Elle considéra le visage distrait de son père et sourit. C’était vraiment la pause entretien, pour ainsi dire.

— Voilà la dernière série d’allèles ; c’est ça que tu cherches, papa ?

— Hein ?

Il ne leva pas les yeux de sa besogne. Puis il sembla brusquement avoir entendu la question.

— Vraiment ? On va voir, Qiwi.

Elle lui passa la liste.

— Tu vois ? Là, et là. C’est le type de récurrence que nous cherchions. Les disques imaginaux vont évoluer exactement comme tu le souhaitais.
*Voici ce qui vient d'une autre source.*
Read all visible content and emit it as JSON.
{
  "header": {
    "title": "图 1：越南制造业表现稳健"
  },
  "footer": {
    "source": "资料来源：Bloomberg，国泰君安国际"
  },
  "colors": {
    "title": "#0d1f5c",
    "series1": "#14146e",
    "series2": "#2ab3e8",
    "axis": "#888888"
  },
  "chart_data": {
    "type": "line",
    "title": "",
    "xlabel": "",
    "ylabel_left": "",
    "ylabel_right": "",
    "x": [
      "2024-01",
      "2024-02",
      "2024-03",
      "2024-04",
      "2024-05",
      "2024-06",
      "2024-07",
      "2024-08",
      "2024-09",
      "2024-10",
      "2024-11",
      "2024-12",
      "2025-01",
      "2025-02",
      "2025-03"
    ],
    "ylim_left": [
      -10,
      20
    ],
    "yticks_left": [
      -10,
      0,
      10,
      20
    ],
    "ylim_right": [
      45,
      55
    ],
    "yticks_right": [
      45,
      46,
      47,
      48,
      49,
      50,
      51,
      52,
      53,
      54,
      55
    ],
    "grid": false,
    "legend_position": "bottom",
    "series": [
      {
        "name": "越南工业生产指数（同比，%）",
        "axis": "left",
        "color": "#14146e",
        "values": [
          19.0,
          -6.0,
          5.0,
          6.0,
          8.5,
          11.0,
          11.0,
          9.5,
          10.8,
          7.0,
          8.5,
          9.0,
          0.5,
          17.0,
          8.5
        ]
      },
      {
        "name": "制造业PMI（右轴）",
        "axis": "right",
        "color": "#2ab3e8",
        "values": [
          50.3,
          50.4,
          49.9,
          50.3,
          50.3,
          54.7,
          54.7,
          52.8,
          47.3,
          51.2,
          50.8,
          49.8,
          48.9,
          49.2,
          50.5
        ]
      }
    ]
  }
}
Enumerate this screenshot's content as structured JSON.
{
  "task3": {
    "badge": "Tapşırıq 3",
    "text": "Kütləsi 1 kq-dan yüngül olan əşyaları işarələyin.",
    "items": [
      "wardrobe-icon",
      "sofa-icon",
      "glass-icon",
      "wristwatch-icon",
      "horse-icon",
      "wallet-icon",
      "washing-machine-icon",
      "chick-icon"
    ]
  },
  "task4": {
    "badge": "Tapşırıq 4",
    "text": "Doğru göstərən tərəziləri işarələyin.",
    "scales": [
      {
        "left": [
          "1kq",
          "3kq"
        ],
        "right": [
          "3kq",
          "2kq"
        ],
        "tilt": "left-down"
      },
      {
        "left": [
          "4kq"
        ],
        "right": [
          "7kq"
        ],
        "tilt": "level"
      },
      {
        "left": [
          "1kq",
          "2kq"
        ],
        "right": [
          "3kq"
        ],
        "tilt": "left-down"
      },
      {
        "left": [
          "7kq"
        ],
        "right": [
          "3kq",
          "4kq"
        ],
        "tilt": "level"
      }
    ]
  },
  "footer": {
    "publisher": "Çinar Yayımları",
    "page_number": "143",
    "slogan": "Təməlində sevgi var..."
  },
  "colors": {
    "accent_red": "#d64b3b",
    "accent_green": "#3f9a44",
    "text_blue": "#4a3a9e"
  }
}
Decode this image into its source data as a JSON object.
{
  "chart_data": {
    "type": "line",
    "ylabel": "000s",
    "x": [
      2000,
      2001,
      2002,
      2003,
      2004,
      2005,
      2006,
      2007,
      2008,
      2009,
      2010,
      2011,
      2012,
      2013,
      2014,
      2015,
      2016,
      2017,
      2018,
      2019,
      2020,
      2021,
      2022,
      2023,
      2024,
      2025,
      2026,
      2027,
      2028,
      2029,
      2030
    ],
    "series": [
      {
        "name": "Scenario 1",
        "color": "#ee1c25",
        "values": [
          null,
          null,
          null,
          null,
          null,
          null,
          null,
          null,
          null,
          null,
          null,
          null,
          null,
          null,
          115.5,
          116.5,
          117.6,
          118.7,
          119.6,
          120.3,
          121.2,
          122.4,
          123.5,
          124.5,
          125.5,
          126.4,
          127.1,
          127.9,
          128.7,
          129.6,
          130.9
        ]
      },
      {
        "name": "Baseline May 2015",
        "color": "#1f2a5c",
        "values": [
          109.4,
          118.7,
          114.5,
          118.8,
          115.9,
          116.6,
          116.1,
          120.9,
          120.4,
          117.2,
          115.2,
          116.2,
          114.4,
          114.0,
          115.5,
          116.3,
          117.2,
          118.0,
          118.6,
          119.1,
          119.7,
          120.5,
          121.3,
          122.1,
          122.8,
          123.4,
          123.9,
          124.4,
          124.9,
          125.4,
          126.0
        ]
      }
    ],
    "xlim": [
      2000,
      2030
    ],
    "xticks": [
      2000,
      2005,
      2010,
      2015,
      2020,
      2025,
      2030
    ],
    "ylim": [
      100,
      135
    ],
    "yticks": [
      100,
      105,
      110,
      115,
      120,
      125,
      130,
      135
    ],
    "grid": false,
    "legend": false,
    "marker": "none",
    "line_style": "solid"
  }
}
Son père voulait un métabolisme plus rapide sans dépassement des limites démographiques. Dans ce parc, insectes et arachnides n’avaient pas de prédateurs bactériens ; la lutte pour la vie se déroulait à l’intérieur de leur génome.

Ali lui prit la liste des mains. Il sourit doucement, presque comme s’il la regardait, presque comme s’il s’apercevait de sa présence.

— Ça va, tu t’en es bien tirée avec les coefficients.

Pareils compliments étaient à peu près tout ce qu’il restait à Qiwi Lin Lisolet pour essayer de retrouver le passé. Chez les Lisolet, les études se faisaient entre neuf et quatorze ans. Ç’avait été pour Qiwi une période de solitude, mais sa mère avait eu raison de la lui imposer. Qiwi avait fait un grand pas vers l’âge adulte, avait appris à être seule dans le grand vide noir. Elle avait appris le fonctionnement des systèmes de survie qui étaient la spécialité de son père, avait appris la mécanique céleste qui rendait possibles les constructions de sa mère et, par-dessus tout, elle avait appris à quel point elle adorait être avec les autres pendant leurs périodes d’éveil. Ses deux parents avaient passé plusieurs de ces années hors cryostase à partager les services d’entretien avec elle et les techs de Veille.